Not receiving kafka notifications cause components to get stuck in "converting" and "loading preview"
@lathrops1 @Kireev @deniskar @John.kopanas @yannis @danjela @lathrops1 @andynicholson
There is a known problem of book components getting 'stuck' in the Converting or Loading preview status. This problem occurs because BCMS does not receive the kafka notification (for an error or successful preview).
The BCMS doesn't receive the kafka notifications because the connection to the kafka server is lost. This might be because we're connected to one kafka server at https://test.ncbi.nlm.nih.gov/books/kafka
for all three instance: coko testing site; ncbi testing site; dev (locally run apps). Having one kafka server per instance would help us debug other possible reasons for the "stuck" problem but this would requires NCBI to set up the three kafka servers.
We're not sure why the kafka server goes down so frequently in the first place. It could be because we're connecting via a proxy server (due to NCBI's security requirements) and additionally the library NCBI uses is deprecated (see #203 (closed)).
At the moment all we can do is keep trying to reconnect (every 80 seconds) until a connection is established but any notifications sent while there is no connection are lost. This isn't a sufficient solution.
We need to debug the issue asap as it's slowing down our development and testing on both sides. I suggest that whenever anyone in the team experiences this problem, comment here for @deniskar's attention with the time you noticed it and a link to the book component. NCBI will need to share the logs and help debug. -- Does that work for you @deniskar?

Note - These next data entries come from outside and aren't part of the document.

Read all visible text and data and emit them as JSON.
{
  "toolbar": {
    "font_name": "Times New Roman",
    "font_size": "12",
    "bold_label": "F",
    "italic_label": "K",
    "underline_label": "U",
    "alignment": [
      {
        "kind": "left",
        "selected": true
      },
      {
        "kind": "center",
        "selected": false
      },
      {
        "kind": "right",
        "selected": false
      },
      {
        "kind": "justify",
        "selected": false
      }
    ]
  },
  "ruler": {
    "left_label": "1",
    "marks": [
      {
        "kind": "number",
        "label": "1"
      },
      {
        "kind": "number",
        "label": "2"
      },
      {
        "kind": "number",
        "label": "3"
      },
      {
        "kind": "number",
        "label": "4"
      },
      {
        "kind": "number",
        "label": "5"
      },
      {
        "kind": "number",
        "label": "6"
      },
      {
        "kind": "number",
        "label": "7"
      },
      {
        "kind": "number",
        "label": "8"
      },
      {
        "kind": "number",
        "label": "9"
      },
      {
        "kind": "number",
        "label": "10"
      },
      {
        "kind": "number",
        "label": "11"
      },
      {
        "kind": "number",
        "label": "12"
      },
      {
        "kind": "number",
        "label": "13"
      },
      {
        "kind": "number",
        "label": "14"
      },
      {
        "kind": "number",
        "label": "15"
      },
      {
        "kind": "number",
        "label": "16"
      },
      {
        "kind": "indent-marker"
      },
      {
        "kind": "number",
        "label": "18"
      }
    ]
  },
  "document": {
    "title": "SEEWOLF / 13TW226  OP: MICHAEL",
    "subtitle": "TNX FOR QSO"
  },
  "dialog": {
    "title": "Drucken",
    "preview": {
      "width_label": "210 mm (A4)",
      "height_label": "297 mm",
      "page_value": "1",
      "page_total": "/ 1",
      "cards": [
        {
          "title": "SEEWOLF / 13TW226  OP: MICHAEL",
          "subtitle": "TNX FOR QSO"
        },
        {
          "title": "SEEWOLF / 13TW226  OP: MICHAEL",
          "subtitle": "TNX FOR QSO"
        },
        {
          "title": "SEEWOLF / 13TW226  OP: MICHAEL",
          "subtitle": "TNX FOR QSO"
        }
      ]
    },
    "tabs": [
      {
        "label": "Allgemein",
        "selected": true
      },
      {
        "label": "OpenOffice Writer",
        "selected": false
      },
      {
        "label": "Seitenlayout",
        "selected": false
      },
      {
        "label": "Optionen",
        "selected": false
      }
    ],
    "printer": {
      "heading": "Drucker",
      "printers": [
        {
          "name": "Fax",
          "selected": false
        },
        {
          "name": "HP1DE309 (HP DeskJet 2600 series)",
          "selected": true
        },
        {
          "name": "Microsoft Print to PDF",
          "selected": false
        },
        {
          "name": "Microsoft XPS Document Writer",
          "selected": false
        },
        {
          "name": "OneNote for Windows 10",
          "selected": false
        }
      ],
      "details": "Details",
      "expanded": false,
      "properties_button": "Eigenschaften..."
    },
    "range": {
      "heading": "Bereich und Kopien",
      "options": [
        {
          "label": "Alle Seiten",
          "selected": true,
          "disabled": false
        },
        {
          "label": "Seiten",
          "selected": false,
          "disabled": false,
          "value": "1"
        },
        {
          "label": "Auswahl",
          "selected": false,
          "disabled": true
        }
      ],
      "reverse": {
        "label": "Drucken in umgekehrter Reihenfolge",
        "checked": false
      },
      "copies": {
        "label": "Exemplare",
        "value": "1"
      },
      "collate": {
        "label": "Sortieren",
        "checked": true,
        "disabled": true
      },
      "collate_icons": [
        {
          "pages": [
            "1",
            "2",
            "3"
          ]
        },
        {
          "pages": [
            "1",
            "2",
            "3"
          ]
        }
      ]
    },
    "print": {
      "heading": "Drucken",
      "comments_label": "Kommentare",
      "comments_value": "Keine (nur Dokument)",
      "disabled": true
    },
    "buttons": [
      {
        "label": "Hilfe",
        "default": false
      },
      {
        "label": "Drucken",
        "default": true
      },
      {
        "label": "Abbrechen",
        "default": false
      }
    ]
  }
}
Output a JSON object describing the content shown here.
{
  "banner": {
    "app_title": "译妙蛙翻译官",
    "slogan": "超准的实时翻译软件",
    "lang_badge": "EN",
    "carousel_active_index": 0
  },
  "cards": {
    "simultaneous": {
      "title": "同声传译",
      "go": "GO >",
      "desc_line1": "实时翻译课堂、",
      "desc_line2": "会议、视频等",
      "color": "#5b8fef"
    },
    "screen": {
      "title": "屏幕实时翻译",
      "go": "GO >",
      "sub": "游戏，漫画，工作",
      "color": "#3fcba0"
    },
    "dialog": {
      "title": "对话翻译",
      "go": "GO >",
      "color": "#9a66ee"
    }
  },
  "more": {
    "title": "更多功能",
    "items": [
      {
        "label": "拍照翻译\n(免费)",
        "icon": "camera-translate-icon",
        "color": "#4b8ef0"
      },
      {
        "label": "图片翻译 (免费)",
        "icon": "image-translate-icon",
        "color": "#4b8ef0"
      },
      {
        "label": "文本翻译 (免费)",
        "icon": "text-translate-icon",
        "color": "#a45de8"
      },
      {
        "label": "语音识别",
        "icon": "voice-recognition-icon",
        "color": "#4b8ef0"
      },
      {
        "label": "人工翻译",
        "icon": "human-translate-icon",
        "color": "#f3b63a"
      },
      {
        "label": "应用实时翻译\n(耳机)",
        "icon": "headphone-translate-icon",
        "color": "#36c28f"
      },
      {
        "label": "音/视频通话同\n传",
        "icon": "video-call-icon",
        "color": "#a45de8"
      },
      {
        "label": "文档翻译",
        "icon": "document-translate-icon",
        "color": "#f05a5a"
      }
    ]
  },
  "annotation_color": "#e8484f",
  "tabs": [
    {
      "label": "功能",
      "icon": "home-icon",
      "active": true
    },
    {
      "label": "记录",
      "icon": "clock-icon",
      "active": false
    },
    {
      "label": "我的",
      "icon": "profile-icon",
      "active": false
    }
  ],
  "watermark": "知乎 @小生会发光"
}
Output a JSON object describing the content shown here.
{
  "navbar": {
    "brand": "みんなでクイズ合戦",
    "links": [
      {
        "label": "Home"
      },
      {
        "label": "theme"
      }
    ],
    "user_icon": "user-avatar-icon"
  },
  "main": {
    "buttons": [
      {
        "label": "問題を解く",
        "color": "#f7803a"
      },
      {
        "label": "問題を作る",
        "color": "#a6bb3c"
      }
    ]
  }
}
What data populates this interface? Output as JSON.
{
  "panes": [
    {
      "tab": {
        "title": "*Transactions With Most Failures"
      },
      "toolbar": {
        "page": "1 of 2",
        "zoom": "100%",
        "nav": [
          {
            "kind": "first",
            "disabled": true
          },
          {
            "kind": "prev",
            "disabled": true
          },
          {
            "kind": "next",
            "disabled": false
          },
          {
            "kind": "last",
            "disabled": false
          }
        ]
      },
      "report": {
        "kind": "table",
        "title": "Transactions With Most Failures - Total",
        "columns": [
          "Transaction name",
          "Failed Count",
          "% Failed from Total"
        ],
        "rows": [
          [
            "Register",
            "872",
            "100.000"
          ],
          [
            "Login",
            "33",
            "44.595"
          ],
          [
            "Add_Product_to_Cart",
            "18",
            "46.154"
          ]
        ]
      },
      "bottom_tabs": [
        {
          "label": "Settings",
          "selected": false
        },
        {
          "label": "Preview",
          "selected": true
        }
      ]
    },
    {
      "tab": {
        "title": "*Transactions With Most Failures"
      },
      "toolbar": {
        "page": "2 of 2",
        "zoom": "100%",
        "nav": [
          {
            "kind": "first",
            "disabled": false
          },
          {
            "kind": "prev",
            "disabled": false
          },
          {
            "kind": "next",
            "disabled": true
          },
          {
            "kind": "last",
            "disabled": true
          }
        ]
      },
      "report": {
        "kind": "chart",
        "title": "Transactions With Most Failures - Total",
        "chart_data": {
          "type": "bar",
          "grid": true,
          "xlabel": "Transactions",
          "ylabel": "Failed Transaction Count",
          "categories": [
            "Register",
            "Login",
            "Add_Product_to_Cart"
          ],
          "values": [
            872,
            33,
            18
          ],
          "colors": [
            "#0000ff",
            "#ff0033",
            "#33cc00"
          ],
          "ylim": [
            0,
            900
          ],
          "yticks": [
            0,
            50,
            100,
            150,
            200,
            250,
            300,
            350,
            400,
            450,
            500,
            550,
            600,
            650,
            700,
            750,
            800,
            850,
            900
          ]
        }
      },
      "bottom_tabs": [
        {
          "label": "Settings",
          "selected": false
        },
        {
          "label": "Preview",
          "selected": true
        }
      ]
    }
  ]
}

Assuming the lost connect issue is resolved, this alone won't move a book component out of Converting or Loading preview status. We should scope out the use cases for when a book component should be placed in a "failed" state so that the user can "submit" again or "reload preview". One suggestion was to fail after a certain amount of kafka connection attempts however it would be better for this failed action to relate to specific jobs instead of a general BCMS/Kafka problem. So for example we could say, if BCMS does not receive a notification for chapter 1
in x amount of time
then put the book component into a failed state.